好玩的,昆汀.杜飞继续玩飞、继续解构,法国式冷幽默,时不时有笑点,关于孤独的行为艺术,自己和自己说话,配乐一惊一乍,人物不冷不热;杀光、抢光所有穿夹克的人,做世界上唯一穿鹿皮夹克的男人,做最靓的仔像麋鹿一样孤独行走;用最古老粗糙的DV,拍最极端的电影,你在拍电影,最后你也成为了电影……
开头joe dassin的歌响起来感动!点子依然很好,但看得不舒服,节奏超差。一种吊诡略带自嘲的meta narrative,此基础上如果再开脑洞继续黑一圈serial killer worship:男主获封“the deerskin killer”简称TDK,MO是电风扇叶+夺走外套,胆大心细滴水不漏,纯属意外死亡后成一代传奇,女主剪的片拿下戛纳金棕榈,拍摄影片过程被翻拍成传记片。荒诞之外总可以更荒诞,世事疯癫永无止境。

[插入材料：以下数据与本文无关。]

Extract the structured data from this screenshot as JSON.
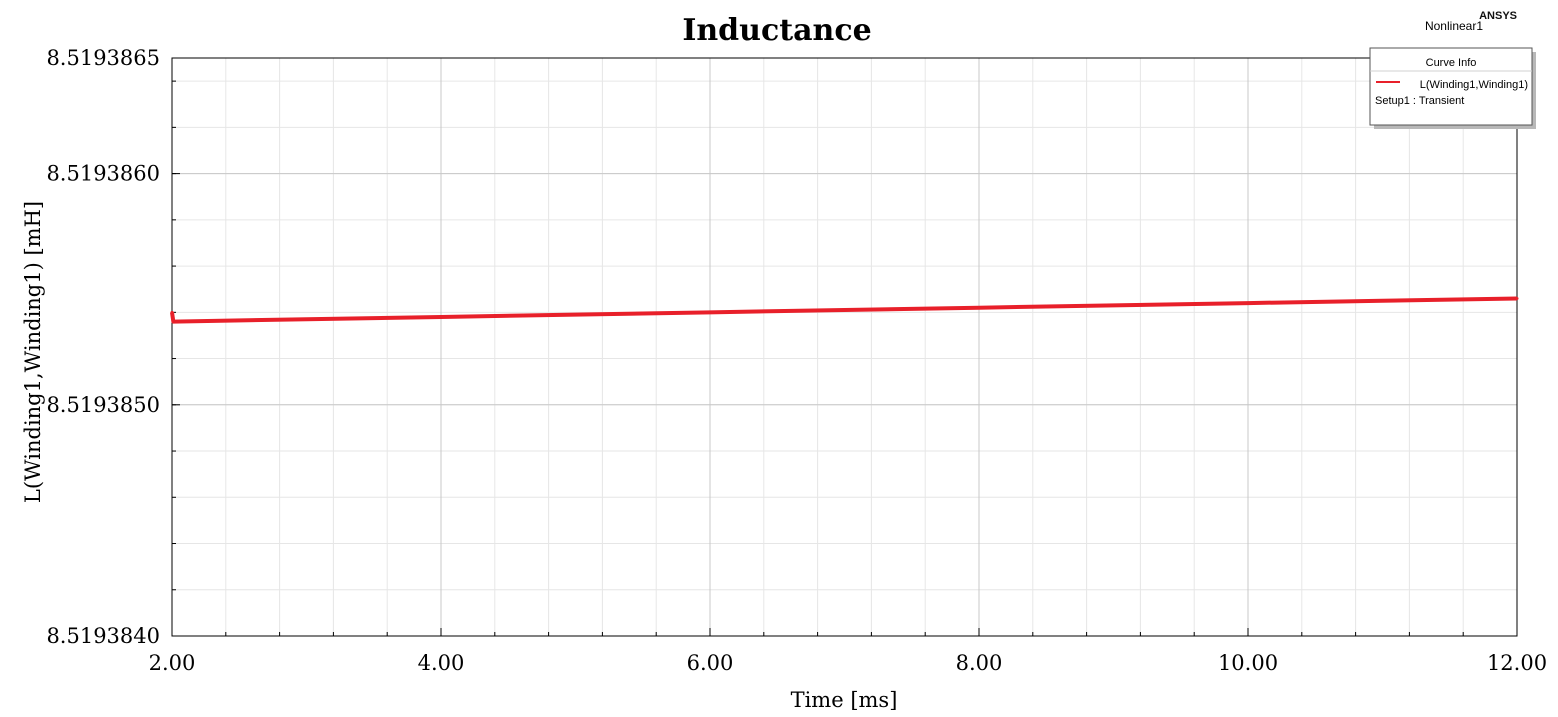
{
  "brand": "ANSYS",
  "plot_name": "Nonlinear1",
  "legend": {
    "title": "Curve Info",
    "entries": [
      {
        "name": "L(Winding1,Winding1)",
        "color": "#e8202a"
      }
    ],
    "setup": "Setup1 : Transient"
  },
  "chart_data": {
    "type": "line",
    "title": "Inductance",
    "xlabel": "Time [ms]",
    "ylabel": "L(Winding1,Winding1) [mH]",
    "xlim": [
      2.0,
      12.0
    ],
    "ylim": [
      8.519384,
      8.5193865
    ],
    "x_ticks": [
      2,
      4,
      6,
      8,
      10,
      12
    ],
    "x_tick_labels": [
      "2.00",
      "4.00",
      "6.00",
      "8.00",
      "10.00",
      "12.00"
    ],
    "x_minor_step": 0.4,
    "y_ticks": [
      8.519384,
      8.519385,
      8.519386,
      8.5193865
    ],
    "y_tick_labels": [
      "8.5193840",
      "8.5193850",
      "8.5193860",
      "8.5193865"
    ],
    "y_minor_step": 2e-07,
    "grid": true,
    "legend_position": "top-right",
    "series": [
      {
        "name": "L(Winding1,Winding1)",
        "color": "#e8202a",
        "x": [
          2.0,
          2.01,
          3.0,
          4.0,
          5.0,
          6.0,
          7.0,
          8.0,
          9.0,
          10.0,
          11.0,
          12.0
        ],
        "y": [
          8.5193854,
          8.51938536,
          8.51938537,
          8.51938538,
          8.51938539,
          8.5193854,
          8.51938541,
          8.51938542,
          8.51938543,
          8.51938544,
          8.51938545,
          8.51938546
        ]
      }
    ]
  }
}
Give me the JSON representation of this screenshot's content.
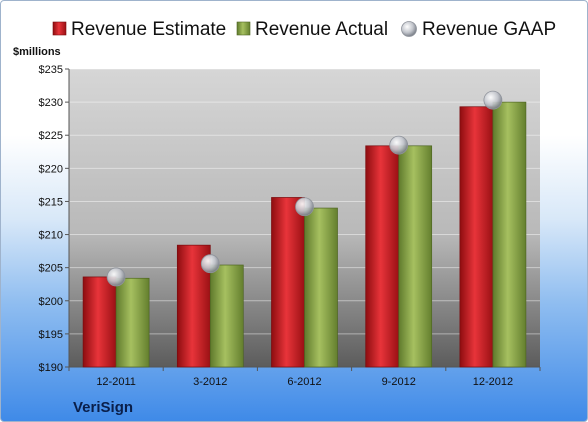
{
  "company": "VeriSign",
  "chart_data": {
    "type": "bar",
    "title": "",
    "unit_label": "$millions",
    "categories": [
      "12-2011",
      "3-2012",
      "6-2012",
      "9-2012",
      "12-2012"
    ],
    "series": [
      {
        "name": "Revenue Estimate",
        "kind": "bar",
        "color": "#c4161c",
        "values": [
          203.6,
          208.4,
          215.6,
          223.4,
          229.3
        ]
      },
      {
        "name": "Revenue Actual",
        "kind": "bar",
        "color": "#8aa645",
        "values": [
          203.4,
          205.4,
          214.0,
          223.4,
          230.0
        ]
      },
      {
        "name": "Revenue GAAP",
        "kind": "marker",
        "color": "#b8bcc4",
        "values": [
          203.6,
          205.6,
          214.2,
          223.5,
          230.3
        ]
      }
    ],
    "y_ticks": [
      "$190",
      "$195",
      "$200",
      "$205",
      "$210",
      "$215",
      "$220",
      "$225",
      "$230",
      "$235"
    ],
    "ylim": [
      190,
      235
    ],
    "grid": true,
    "legend_position": "top"
  }
}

鹿皮说人话 风扇切脑花 男是疯儿女痴傻 恋物迷影两奇葩
Totally makes sense,这对杜皮约来说可不算什么好事……不如《橡皮轮胎杀手》。
【釜山电影节展映】我和我的鹿皮,一刻也不能分割。无论我走到哪里,都不让人穿夹克。我杀掉每一个路人,我抢走每个夹克。吹吹牛逼,拍拍视频,真他么欢乐。一本正经无厘头喜剧。加入一堆迷影梗,昆汀调侃昆汀。但从头到尾都处理得比较冷。也喜剧却也无趣,也荒诞却也平淡。收尾很干净,整体有“不过如此”的感觉。两星半。
保持着导演一惯的荒诞、搞怪与讽刺,也足够好笑。其实这一部还挺简单的,不过非常有趣,足够讽刺,内里保持了惯有的调侃和敏感。嗯,昆汀调侃昆汀确实很好笑。以及,让杜雅尔丹表演依然很棒!
导演有让人羡慕的脑回路,正常思维逻辑的人是拍不出这种电影了,这就是这位昆汀的迷人之处,总能够让一个故事轻轻松松的飞起来。
C / 最有趣的点可能是:宣称要制造拟像的人,是否总是误以为自己身处拟像之外?不够满意的原因是这次的虚实关系建立没有上次那般宏观又见微知著,甚至部分地萎缩到文本对照的形态。拍电影和穿鹿皮两个概念之间只有简易的概念呼应,谈不上深入形式的自体反观。但依然很好看,一个多小时也就大笑了十几次吧。